Produkcja mięsa metodą laboratoryjną jest bardziej przyjazna dla środowiska i ma niższy ślad węglowy niż produkcja mięsa z hodowli zwierząt, twierdzą naukowcy. Ale przyznają: wysokie zużycie energii na potrzeby tego procesu będzie dużym wyzwaniem.
W ubiegłym tygodniu francuski startup Gourmey złożył pierwszy w historii Unii Europejskiej wniosek o zezwolenie na sprzedaż mięsa hodowanego komórkowo: foie gras wytwarzanego w warunkach laboratoryjnych. Wniosek oceni Europejski Urząd do spraw Bezpieczeństwa Żywności (EFSA). Na tej podstawie decyzję o dopuszczeniu na rynek UE wyda Komisja Europejska.

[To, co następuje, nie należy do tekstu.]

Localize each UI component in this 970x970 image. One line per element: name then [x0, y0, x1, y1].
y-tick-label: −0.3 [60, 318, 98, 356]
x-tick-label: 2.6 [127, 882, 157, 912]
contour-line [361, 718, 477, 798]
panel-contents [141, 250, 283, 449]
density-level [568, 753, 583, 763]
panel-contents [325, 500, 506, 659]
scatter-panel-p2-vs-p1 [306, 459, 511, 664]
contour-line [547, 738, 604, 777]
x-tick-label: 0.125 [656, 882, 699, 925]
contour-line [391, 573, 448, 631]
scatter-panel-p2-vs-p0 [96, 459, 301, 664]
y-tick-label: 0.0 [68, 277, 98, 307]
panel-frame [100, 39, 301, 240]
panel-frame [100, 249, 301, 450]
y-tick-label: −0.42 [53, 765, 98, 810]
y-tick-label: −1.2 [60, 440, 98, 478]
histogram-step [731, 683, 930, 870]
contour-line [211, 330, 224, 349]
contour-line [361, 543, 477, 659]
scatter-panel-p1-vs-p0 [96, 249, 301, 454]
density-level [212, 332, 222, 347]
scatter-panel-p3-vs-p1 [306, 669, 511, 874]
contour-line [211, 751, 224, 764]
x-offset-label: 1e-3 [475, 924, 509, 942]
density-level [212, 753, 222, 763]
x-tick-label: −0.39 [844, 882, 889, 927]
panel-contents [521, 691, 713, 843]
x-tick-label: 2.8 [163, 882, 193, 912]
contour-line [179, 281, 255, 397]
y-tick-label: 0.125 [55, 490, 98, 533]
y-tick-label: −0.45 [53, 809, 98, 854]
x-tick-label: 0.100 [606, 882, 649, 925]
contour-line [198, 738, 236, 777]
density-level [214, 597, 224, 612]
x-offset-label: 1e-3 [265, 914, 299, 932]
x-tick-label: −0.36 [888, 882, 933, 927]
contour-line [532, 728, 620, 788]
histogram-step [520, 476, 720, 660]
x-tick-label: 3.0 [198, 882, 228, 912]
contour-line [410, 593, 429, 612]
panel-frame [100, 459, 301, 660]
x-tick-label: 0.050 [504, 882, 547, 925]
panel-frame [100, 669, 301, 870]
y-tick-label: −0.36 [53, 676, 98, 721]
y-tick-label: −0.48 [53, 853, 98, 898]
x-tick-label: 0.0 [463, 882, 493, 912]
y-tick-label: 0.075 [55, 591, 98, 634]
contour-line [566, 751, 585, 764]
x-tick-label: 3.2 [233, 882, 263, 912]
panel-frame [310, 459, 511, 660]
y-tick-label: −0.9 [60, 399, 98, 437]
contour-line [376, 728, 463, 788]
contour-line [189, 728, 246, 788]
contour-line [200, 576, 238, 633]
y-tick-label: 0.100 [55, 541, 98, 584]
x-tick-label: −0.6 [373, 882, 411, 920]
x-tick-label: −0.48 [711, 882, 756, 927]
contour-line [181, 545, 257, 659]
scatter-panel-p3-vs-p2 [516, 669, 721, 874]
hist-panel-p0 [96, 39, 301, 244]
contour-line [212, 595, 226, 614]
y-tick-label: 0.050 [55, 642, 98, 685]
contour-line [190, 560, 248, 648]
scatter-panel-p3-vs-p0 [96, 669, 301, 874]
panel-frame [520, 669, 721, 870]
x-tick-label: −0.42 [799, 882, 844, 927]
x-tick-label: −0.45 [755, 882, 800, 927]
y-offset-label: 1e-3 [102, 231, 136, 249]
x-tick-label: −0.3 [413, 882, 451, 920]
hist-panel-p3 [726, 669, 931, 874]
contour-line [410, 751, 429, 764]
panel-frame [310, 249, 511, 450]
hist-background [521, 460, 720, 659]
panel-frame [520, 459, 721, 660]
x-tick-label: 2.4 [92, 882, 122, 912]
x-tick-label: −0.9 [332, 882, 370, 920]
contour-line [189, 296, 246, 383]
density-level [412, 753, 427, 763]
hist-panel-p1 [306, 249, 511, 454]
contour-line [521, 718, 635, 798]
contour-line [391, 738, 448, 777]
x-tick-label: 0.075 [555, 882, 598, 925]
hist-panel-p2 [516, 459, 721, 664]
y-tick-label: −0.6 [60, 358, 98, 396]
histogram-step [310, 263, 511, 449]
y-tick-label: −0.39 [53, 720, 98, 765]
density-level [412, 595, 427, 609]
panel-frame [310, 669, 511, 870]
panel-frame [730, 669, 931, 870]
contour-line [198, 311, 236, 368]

Zanim jednak produkty z mięsa komórkowego trafią na nasze stoły, minie jeszcze co najmniej półtora roku. Na razie branża raczkuje, ale w przyszłości może stać się bardziej ekologicznym konkurentem dla tradycyjnej hodowli.
Bardziej wydajna metoda
Wpływowi produkcji mięsa komórkowego na środowisko i klimat przyjrzała się grupa zajmujących się żywieniem naukowców z Holandii, Belgii i USA. Porównali takie parametry, jak ślad węglowy czy zużycie wody, dla hodowli komórkowej i tradycyjnej w perspektywie 2030 roku.
– Chociaż produkty pochodzenia zwierzęcego dostarczają około 18 proc. kalorii i 37 proc. białka w przeciętnej w skali świata diecie, ich wpływ na środowisko jest nieproporcjonalnie duży w porównaniu z dietą opartą na produktach pochodzenia niezwierzęcego – piszą badacze we wstępie do artykułu.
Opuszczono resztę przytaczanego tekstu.